On May 8, 2014, at 5:20 PM, Demis Bellot <
demis....@gmail.com> wrote:
> Do you have an opinion on whether Redis Clients should bake SSL support in the clients directly to handle these types of scenarios? Or do you think transparent approaches like stunnel are the way to go?
Sidetracking a bit, I’m a fan of spiped:
http://www.tarsnap.com/spiped.html
The default Redis approach to security is a pre-shared secret key. sipped uses the same approach, plus your connection will be fully encrypted. Only remote spiped clients with your pre-shared secret key can connect, so your connection is authenticated as well (modulo the security of your pre-shared secret key).
Just run one spiped in front of your Redis process, then another spiped on your client machines. Each client machine would talk to the localhost spiped, which would encrypt and forward your connections to the remote spiped in front of Redis. No CA. No PKI. No cryptic openssl commands. You can get the same effect with SSH tunnels as well (and SSH allows compression as well).
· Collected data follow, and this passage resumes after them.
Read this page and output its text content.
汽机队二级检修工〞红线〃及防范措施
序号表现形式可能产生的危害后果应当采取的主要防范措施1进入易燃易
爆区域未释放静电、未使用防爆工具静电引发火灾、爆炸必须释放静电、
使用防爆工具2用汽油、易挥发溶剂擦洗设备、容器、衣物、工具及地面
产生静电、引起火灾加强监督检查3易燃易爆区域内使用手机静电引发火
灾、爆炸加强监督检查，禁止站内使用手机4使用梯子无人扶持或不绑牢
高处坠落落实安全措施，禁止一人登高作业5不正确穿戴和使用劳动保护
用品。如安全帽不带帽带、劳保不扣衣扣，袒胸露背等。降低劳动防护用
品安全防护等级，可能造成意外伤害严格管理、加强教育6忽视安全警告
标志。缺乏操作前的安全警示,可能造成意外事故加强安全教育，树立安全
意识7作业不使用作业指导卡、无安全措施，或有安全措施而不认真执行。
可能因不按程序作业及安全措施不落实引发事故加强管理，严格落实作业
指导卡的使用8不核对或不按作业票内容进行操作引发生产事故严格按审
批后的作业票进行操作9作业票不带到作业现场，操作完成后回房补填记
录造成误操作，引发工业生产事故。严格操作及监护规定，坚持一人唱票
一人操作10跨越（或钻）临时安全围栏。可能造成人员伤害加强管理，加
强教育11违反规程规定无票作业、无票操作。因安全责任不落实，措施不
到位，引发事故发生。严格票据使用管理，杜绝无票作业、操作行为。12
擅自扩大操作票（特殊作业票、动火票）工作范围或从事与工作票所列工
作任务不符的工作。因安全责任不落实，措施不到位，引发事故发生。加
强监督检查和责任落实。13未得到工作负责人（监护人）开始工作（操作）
As for enabling SSL access directly in clients, it’s a bit of feature creep. SSL isn’t a feature of Redis, so SSL in the client is debatable.
As for stunnel, it has always been kinda equally bad at everything. A while ago,
https://github.com/bumptech/stud became a viable replacement, but it has been unmaintained since the parent company died. It’s possibly still very usable.
Another possibility is haproxy’s SSL mode. It’s good at sending data places.
But, I think the original question was from a windows user who wanted to access Redis without SSH. That could mean many different things. My first thought is: sounds like they are logging in to a Linux box to use redis-cli (or are required to use a Putty tunnel to connect their C# client), but they want to use Redis directly. Except, they don’t know the IP/Port of their Redis server. Potentially, they just need to ask for the local Redis IP/Port information. We’re just guessing at this point; not enough information to go on.